Globally, malnourished children score 7 percent lower in math tests and
are 19 percent less likely to read at the age of 8. The long-term
disadvantages for the children whose diet leaves them behind can be
devastating, write the authors of the report.
"Children
who are malnourished go on to earn 20 percent less as adults than the
children who are well nourished," with some experts putting that figure
as high as 66 percent, according to Save the Children.
As
malnourished children perform poorly in school and drop out earlier,
they decrease their country's gross domestic product by between 2
percent and 11 percent, which can translate to an impact on the global
economy of up to $125 billion.
The process that could change this
is straightforward and inexpensive, says Mr. Wieringa. "We take rice
flour and add what we need – in principle you can add anything you like.
And then the rice flour is pressed into normal-looking rice grains” and
mixed with conventional rice.
As opposed to the controversial
genetically modified (GMO) rice, fortified rice is not genetically
modified at any time of the process. Normal rice flour is taken and
mixed with selected vitamins and minerals, making it a process of
adding, not engineering.
The fortified rice is then distributed
through WFP’s school-meal program, which currently benefits more than 24
million children worldwide.
“The main aim of the school meals was
to get kids to go to school and make sure they are not hungry, because
that makes it difficult to study. But now, we have learned that it is a
beautiful way to add essential vitamins and minerals to the diet of the
children," says Wieringa.
That the survey shows an improvement in
children’s nutritional state is a given, he says. "But I hope that we
are able to show more; that we improve the functional outcome as well,
like the ability to learn, an impact on their growth,” says Wieringa.
Currently,
the WFP annually spends about $23 to feed one child one meal per day in
a Cambodian school. By spending an extra $0.50 per year on each child,
the organization could have a local factory produce and fortify that
rice and have better results.
Similar projects are already being
conducted in developing countries such as Egypt, Swaziland, and Burundi.

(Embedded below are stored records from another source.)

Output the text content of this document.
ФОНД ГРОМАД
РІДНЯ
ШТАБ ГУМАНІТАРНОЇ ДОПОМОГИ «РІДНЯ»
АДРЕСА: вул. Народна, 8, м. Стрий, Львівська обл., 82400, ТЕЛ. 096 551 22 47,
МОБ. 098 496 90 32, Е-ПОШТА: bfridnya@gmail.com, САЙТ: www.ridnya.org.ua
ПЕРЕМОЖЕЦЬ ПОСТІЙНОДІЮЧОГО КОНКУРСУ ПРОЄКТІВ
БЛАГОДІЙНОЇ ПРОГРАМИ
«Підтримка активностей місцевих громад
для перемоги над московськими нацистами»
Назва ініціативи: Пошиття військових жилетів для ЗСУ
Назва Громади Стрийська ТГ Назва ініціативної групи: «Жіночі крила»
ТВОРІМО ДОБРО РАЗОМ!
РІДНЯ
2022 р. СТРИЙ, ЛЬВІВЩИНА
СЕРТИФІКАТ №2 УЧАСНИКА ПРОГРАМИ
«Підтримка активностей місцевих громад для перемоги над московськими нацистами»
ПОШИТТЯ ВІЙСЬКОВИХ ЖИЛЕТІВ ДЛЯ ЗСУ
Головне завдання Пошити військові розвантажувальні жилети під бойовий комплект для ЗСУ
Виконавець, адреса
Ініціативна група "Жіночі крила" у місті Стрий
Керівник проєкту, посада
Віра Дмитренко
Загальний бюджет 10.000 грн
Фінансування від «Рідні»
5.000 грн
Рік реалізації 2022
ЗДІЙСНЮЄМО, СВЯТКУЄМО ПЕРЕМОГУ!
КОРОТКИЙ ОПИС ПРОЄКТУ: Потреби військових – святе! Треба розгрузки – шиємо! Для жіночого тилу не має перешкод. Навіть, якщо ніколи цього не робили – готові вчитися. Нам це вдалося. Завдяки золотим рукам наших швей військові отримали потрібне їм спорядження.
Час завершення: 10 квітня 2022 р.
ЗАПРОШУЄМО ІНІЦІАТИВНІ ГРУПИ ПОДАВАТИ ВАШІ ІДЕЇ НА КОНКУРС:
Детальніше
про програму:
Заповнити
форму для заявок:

And if the biological survey in Cambodia shows the expected results,
more countries are likely to follow, says Nils Grede, former deputy
chief of WFP’s nutrition and HIV policy department. WFP is discussing
the potential of fortified rice with the governments of India and
Indonesia.
“With close to 1.5 billion people and large public
safety-net programs that give free or subsidized rice to the poor, these
countries would be the real prize,” says Mr. Grede.